As far as the doc giving you a hard time for taking initiative vs. waiting for orders, just follow protocol. If you follow protocol, you cannot be faulted. If protocol for abdominal pain is line, labs, and a liter, then do it. If the presentation doesn't fit neatly into a protocol, that makes things a bit more of a challenge and you have to use judgment to decide to either wait for orders, or choose elements from the patient situation that a protocol can apply to. Either way, if you have a defensible rationale, you can't be faulted.
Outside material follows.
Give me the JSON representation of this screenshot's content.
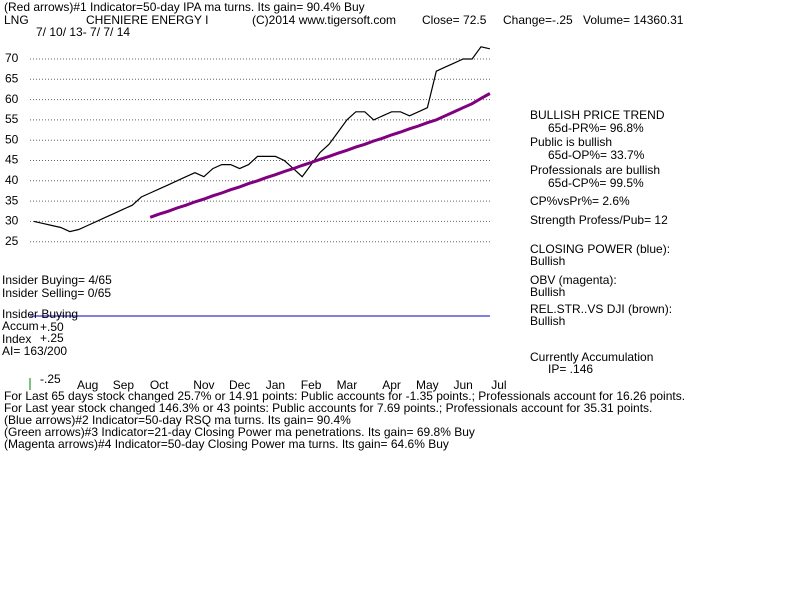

Triage is not for the faint of heart. It is a huge responsibility and there is a lot of liability involved if you make a bad call and there is a poor outcome. But, it's better to err on the side of over-triaging (assigning a higher acuity) than under-triaging (assigning a lower acuity). What's the harm of over-triaging? The patient is seen sooner, and turns out to not be as sick as you thought they might have been. What is the harm in under-triaging? A sick patient waits too long, and their workup and treatment are delayed. It's my understanding that under-triaging is a significant factor in delays of patients being transferred to the ICU, with a correllating higher morbitidy and mortality. So when in doubt, triage up.

You will make mistakes. Triage is NOT an exact science. There is no formula that's going to make everything black and white and eliminate your responsibility to use your clinical judgment. The important thing is to learn from your mistakes. That's why they call nursing practice a "practice".

Anyway, that was all probably more than you wanted to know.